27th Mar 2015 09:30
LONDON (Alliance News) - Progility PLC Friday said it swung to an interim pretax profit as revenue grew by 30% and its costs fell, and it said it is expecting a better second half as its acquisitions begin to make an impact and trading picks up in the last four months of its financial year.
The project management services group swung to a GBP1.5 million pretax profit in the six months ended December 31, from a GBP1.1 million loss a year earlier as revenue increased and its costs were shaved.
Revenue for the period rose to GBP24.4 million from GBP18.6 million, whilst administrative expenses fell to GBP5.3 million from GBP6.0 million, both partially offset by finance costs rising to GBP1.0 million from GBP481,000.
At the end of December, Progility reported a cash balance of GBP4.6 million.

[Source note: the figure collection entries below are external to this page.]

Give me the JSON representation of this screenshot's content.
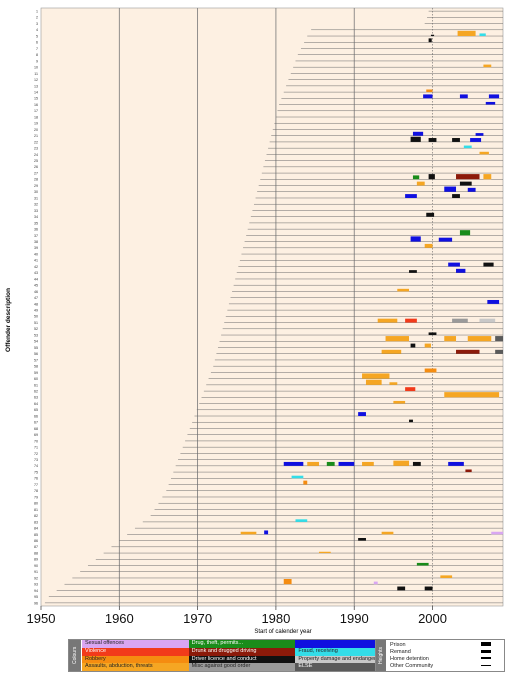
{
  "chart_data": {
    "type": "timeline",
    "title": "",
    "xlabel": "Start of calender year",
    "ylabel": "Offender description",
    "x_ticks": [
      "1950",
      "1960",
      "1970",
      "1980",
      "1990",
      "2000"
    ],
    "xlim": [
      1950,
      2009
    ],
    "reference_year": 2000,
    "offender_count": 96,
    "offender_labels": [
      "1",
      "2",
      "3",
      "4",
      "5",
      "6",
      "7",
      "8",
      "9",
      "10",
      "11",
      "12",
      "13",
      "14",
      "15",
      "16",
      "17",
      "18",
      "19",
      "20",
      "21",
      "22",
      "23",
      "24",
      "25",
      "26",
      "27",
      "28",
      "29",
      "30",
      "31",
      "32",
      "33",
      "34",
      "35",
      "36",
      "37",
      "38",
      "39",
      "40",
      "41",
      "42",
      "43",
      "44",
      "45",
      "46",
      "47",
      "48",
      "49",
      "50",
      "51",
      "52",
      "53",
      "54",
      "55",
      "56",
      "57",
      "58",
      "59",
      "60",
      "61",
      "62",
      "63",
      "64",
      "65",
      "66",
      "67",
      "68",
      "69",
      "70",
      "71",
      "72",
      "73",
      "74",
      "75",
      "76",
      "77",
      "78",
      "79",
      "80",
      "81",
      "82",
      "83",
      "84",
      "85",
      "86",
      "87",
      "88",
      "89",
      "90",
      "91",
      "92",
      "93",
      "94",
      "95",
      "96"
    ],
    "birth_years": [
      1999.5,
      1999.3,
      1999,
      1984.5,
      1984,
      1983.6,
      1983.2,
      1982.8,
      1982.5,
      1982.2,
      1981.9,
      1981.6,
      1981.3,
      1981,
      1980.7,
      1980.4,
      1980.2,
      1980,
      1979.8,
      1979.6,
      1979.4,
      1979.2,
      1979,
      1978.8,
      1978.6,
      1978.4,
      1978.2,
      1978,
      1977.8,
      1977.6,
      1977.4,
      1977.2,
      1977,
      1976.8,
      1976.6,
      1976.4,
      1976.2,
      1976,
      1975.8,
      1975.6,
      1975.4,
      1975.2,
      1975,
      1974.8,
      1974.6,
      1974.4,
      1974.2,
      1974,
      1973.8,
      1973.6,
      1973.4,
      1973.2,
      1973,
      1972.8,
      1972.6,
      1972.4,
      1972.2,
      1972,
      1971.7,
      1971.4,
      1971.1,
      1970.8,
      1970.5,
      1970.2,
      1969.9,
      1969.6,
      1969.3,
      1969,
      1968.7,
      1968.4,
      1968.1,
      1967.8,
      1967.5,
      1967.2,
      1966.9,
      1966.6,
      1966.3,
      1966,
      1965.5,
      1965,
      1964.5,
      1964,
      1963,
      1962,
      1961,
      1960,
      1959,
      1958,
      1957,
      1956,
      1955,
      1954,
      1953,
      1952,
      1951,
      1950.5
    ],
    "offence_categories": [
      {
        "name": "Sexual offences",
        "color": "#d9a6f2"
      },
      {
        "name": "Drug, theft, permits...",
        "color": "#1a8c1a"
      },
      {
        "name": "",
        "color": "#1010e0"
      },
      {
        "name": "Violence",
        "color": "#f23a1a"
      },
      {
        "name": "Drunk and drugged driving",
        "color": "#8c1a0a"
      },
      {
        "name": "Fraud, receiving",
        "color": "#33dde8"
      },
      {
        "name": "Robbery",
        "color": "#f58c10"
      },
      {
        "name": "Driver licence and conduct",
        "color": "#111111"
      },
      {
        "name": "Property damage and endangering",
        "color": "#c8c8c8"
      },
      {
        "name": "Assaults, abduction, threats",
        "color": "#f5a623"
      },
      {
        "name": "Misc against good order",
        "color": "#9a9a9a"
      },
      {
        "name": "ELSE",
        "color": "#5a5a5a"
      }
    ],
    "sentence_heights": [
      {
        "name": "Prison",
        "size": 4
      },
      {
        "name": "Remand",
        "size": 3
      },
      {
        "name": "Home detention",
        "size": 2
      },
      {
        "name": "Other Community",
        "size": 1
      }
    ],
    "events": [
      {
        "row": 5,
        "start": 1999.8,
        "end": 2000.2,
        "cat": 7,
        "h": 1
      },
      {
        "row": 5,
        "start": 2003.2,
        "end": 2005.5,
        "cat": 9,
        "h": 4
      },
      {
        "row": 5,
        "start": 2006,
        "end": 2006.8,
        "cat": 5,
        "h": 2
      },
      {
        "row": 6,
        "start": 1999.5,
        "end": 1999.9,
        "cat": 7,
        "h": 3
      },
      {
        "row": 10,
        "start": 2006.5,
        "end": 2007.5,
        "cat": 9,
        "h": 2
      },
      {
        "row": 14,
        "start": 1999.2,
        "end": 2000,
        "cat": 6,
        "h": 2
      },
      {
        "row": 15,
        "start": 1998.8,
        "end": 2000,
        "cat": 2,
        "h": 3
      },
      {
        "row": 15,
        "start": 2003.5,
        "end": 2004.5,
        "cat": 2,
        "h": 3
      },
      {
        "row": 15,
        "start": 2007.2,
        "end": 2008.5,
        "cat": 2,
        "h": 3
      },
      {
        "row": 16,
        "start": 2006.8,
        "end": 2008,
        "cat": 2,
        "h": 2
      },
      {
        "row": 21,
        "start": 1997.5,
        "end": 1998.8,
        "cat": 2,
        "h": 3
      },
      {
        "row": 21,
        "start": 2005.5,
        "end": 2006.5,
        "cat": 2,
        "h": 2
      },
      {
        "row": 22,
        "start": 1997.2,
        "end": 1998.5,
        "cat": 7,
        "h": 4
      },
      {
        "row": 22,
        "start": 1999.5,
        "end": 2000.5,
        "cat": 7,
        "h": 3
      },
      {
        "row": 22,
        "start": 2002.5,
        "end": 2003.5,
        "cat": 7,
        "h": 3
      },
      {
        "row": 22,
        "start": 2004.8,
        "end": 2006.2,
        "cat": 2,
        "h": 3
      },
      {
        "row": 23,
        "start": 2004,
        "end": 2005,
        "cat": 5,
        "h": 2
      },
      {
        "row": 24,
        "start": 2006,
        "end": 2007.2,
        "cat": 9,
        "h": 2
      },
      {
        "row": 28,
        "start": 1997.5,
        "end": 1998.3,
        "cat": 1,
        "h": 3
      },
      {
        "row": 28,
        "start": 1999.5,
        "end": 2000.3,
        "cat": 7,
        "h": 4
      },
      {
        "row": 28,
        "start": 2003,
        "end": 2006,
        "cat": 4,
        "h": 4
      },
      {
        "row": 28,
        "start": 2006.5,
        "end": 2007.5,
        "cat": 9,
        "h": 4
      },
      {
        "row": 29,
        "start": 1998,
        "end": 1999,
        "cat": 9,
        "h": 3
      },
      {
        "row": 29,
        "start": 2003.5,
        "end": 2005,
        "cat": 7,
        "h": 3
      },
      {
        "row": 30,
        "start": 2001.5,
        "end": 2003,
        "cat": 2,
        "h": 4
      },
      {
        "row": 30,
        "start": 2004.5,
        "end": 2005.5,
        "cat": 2,
        "h": 3
      },
      {
        "row": 31,
        "start": 1996.5,
        "end": 1998,
        "cat": 2,
        "h": 3
      },
      {
        "row": 31,
        "start": 2002.5,
        "end": 2003.5,
        "cat": 7,
        "h": 3
      },
      {
        "row": 34,
        "start": 1999.2,
        "end": 2000.2,
        "cat": 7,
        "h": 3
      },
      {
        "row": 37,
        "start": 2003.5,
        "end": 2004.8,
        "cat": 1,
        "h": 4
      },
      {
        "row": 38,
        "start": 1997.2,
        "end": 1998.5,
        "cat": 2,
        "h": 4
      },
      {
        "row": 38,
        "start": 2000.8,
        "end": 2002.5,
        "cat": 2,
        "h": 3
      },
      {
        "row": 39,
        "start": 1999,
        "end": 2000,
        "cat": 9,
        "h": 3
      },
      {
        "row": 42,
        "start": 2002,
        "end": 2003.5,
        "cat": 2,
        "h": 3
      },
      {
        "row": 42,
        "start": 2006.5,
        "end": 2007.8,
        "cat": 7,
        "h": 3
      },
      {
        "row": 43,
        "start": 1997,
        "end": 1998,
        "cat": 7,
        "h": 2
      },
      {
        "row": 43,
        "start": 2003,
        "end": 2004.2,
        "cat": 2,
        "h": 3
      },
      {
        "row": 46,
        "start": 1995.5,
        "end": 1997,
        "cat": 9,
        "h": 2
      },
      {
        "row": 48,
        "start": 2007,
        "end": 2008.5,
        "cat": 2,
        "h": 3
      },
      {
        "row": 51,
        "start": 1993,
        "end": 1995.5,
        "cat": 9,
        "h": 3
      },
      {
        "row": 51,
        "start": 1996.5,
        "end": 1998,
        "cat": 3,
        "h": 3
      },
      {
        "row": 51,
        "start": 2002.5,
        "end": 2004.5,
        "cat": 10,
        "h": 3
      },
      {
        "row": 51,
        "start": 2006,
        "end": 2008,
        "cat": 8,
        "h": 3
      },
      {
        "row": 53,
        "start": 1999.5,
        "end": 2000.5,
        "cat": 7,
        "h": 2
      },
      {
        "row": 54,
        "start": 1994,
        "end": 1997,
        "cat": 9,
        "h": 4
      },
      {
        "row": 54,
        "start": 2001.5,
        "end": 2003,
        "cat": 9,
        "h": 4
      },
      {
        "row": 54,
        "start": 2004.5,
        "end": 2007.5,
        "cat": 9,
        "h": 4
      },
      {
        "row": 54,
        "start": 2008,
        "end": 2009,
        "cat": 11,
        "h": 4
      },
      {
        "row": 55,
        "start": 1997.2,
        "end": 1997.8,
        "cat": 7,
        "h": 3
      },
      {
        "row": 55,
        "start": 1999,
        "end": 1999.8,
        "cat": 9,
        "h": 3
      },
      {
        "row": 56,
        "start": 1993.5,
        "end": 1996,
        "cat": 9,
        "h": 3
      },
      {
        "row": 56,
        "start": 2003,
        "end": 2006,
        "cat": 4,
        "h": 3
      },
      {
        "row": 56,
        "start": 2008,
        "end": 2009,
        "cat": 11,
        "h": 3
      },
      {
        "row": 59,
        "start": 1999,
        "end": 2000.5,
        "cat": 6,
        "h": 3
      },
      {
        "row": 60,
        "start": 1991,
        "end": 1994.5,
        "cat": 9,
        "h": 4
      },
      {
        "row": 61,
        "start": 1991.5,
        "end": 1993.5,
        "cat": 9,
        "h": 4
      },
      {
        "row": 61,
        "start": 1994.5,
        "end": 1995.5,
        "cat": 9,
        "h": 2
      },
      {
        "row": 62,
        "start": 1996.5,
        "end": 1997.8,
        "cat": 3,
        "h": 3
      },
      {
        "row": 63,
        "start": 2001.5,
        "end": 2008.5,
        "cat": 9,
        "h": 4
      },
      {
        "row": 64,
        "start": 1995,
        "end": 1996.5,
        "cat": 9,
        "h": 2
      },
      {
        "row": 66,
        "start": 1990.5,
        "end": 1991.5,
        "cat": 2,
        "h": 3
      },
      {
        "row": 67,
        "start": 1997,
        "end": 1997.5,
        "cat": 7,
        "h": 2
      },
      {
        "row": 74,
        "start": 1981,
        "end": 1983.5,
        "cat": 2,
        "h": 3
      },
      {
        "row": 74,
        "start": 1984,
        "end": 1985.5,
        "cat": 9,
        "h": 3
      },
      {
        "row": 74,
        "start": 1986.5,
        "end": 1987.5,
        "cat": 1,
        "h": 3
      },
      {
        "row": 74,
        "start": 1988,
        "end": 1990,
        "cat": 2,
        "h": 3
      },
      {
        "row": 74,
        "start": 1991,
        "end": 1992.5,
        "cat": 9,
        "h": 3
      },
      {
        "row": 74,
        "start": 1995,
        "end": 1997,
        "cat": 9,
        "h": 4
      },
      {
        "row": 74,
        "start": 1997.5,
        "end": 1998.5,
        "cat": 7,
        "h": 3
      },
      {
        "row": 74,
        "start": 2002,
        "end": 2004,
        "cat": 2,
        "h": 3
      },
      {
        "row": 75,
        "start": 2004.2,
        "end": 2005,
        "cat": 4,
        "h": 2
      },
      {
        "row": 76,
        "start": 1982,
        "end": 1983.5,
        "cat": 5,
        "h": 2
      },
      {
        "row": 77,
        "start": 1983.5,
        "end": 1984,
        "cat": 6,
        "h": 3
      },
      {
        "row": 83,
        "start": 1982.5,
        "end": 1984,
        "cat": 5,
        "h": 2
      },
      {
        "row": 85,
        "start": 1975.5,
        "end": 1977.5,
        "cat": 9,
        "h": 2
      },
      {
        "row": 85,
        "start": 1978.5,
        "end": 1979,
        "cat": 2,
        "h": 3
      },
      {
        "row": 85,
        "start": 1993.5,
        "end": 1995,
        "cat": 9,
        "h": 2
      },
      {
        "row": 85,
        "start": 2007.5,
        "end": 2009,
        "cat": 0,
        "h": 2
      },
      {
        "row": 86,
        "start": 1990.5,
        "end": 1991.5,
        "cat": 7,
        "h": 2
      },
      {
        "row": 88,
        "start": 1985.5,
        "end": 1987,
        "cat": 9,
        "h": 1
      },
      {
        "row": 90,
        "start": 1998,
        "end": 1999.5,
        "cat": 1,
        "h": 2
      },
      {
        "row": 92,
        "start": 2001,
        "end": 2002.5,
        "cat": 9,
        "h": 2
      },
      {
        "row": 93,
        "start": 1981,
        "end": 1982,
        "cat": 6,
        "h": 4
      },
      {
        "row": 93,
        "start": 1992.5,
        "end": 1993,
        "cat": 0,
        "h": 2
      },
      {
        "row": 94,
        "start": 1995.5,
        "end": 1996.5,
        "cat": 7,
        "h": 3
      },
      {
        "row": 94,
        "start": 1999,
        "end": 2000,
        "cat": 7,
        "h": 3
      }
    ]
  }
}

"As we have previously stated, however, the group's performance is second-half weighted. The out-turn for the year to June 30, 2015 is heavily dependent on trading in the last four months of our year, which are critical months for sales across the major businesses of the group, particularly in the UK and Australia," said Executive Chairman Wayne Bos.
Progility also said the second half of the year will benefit from the acquisition of India-based Unify Enterprise Communications Pvt Ltd and UK-based Woodspeen Training Ltd, which did not have an impact on the company's first half results.
"While the results for the period do not contain contributions from either India or Woodspeen, nevertheless they do show revenues increased by over 30% and gross profit has improved by 47% over the comparable period in 2013," said Bos.
Progility shares were down 3.6% to 4.70 pence per share on Friday morning.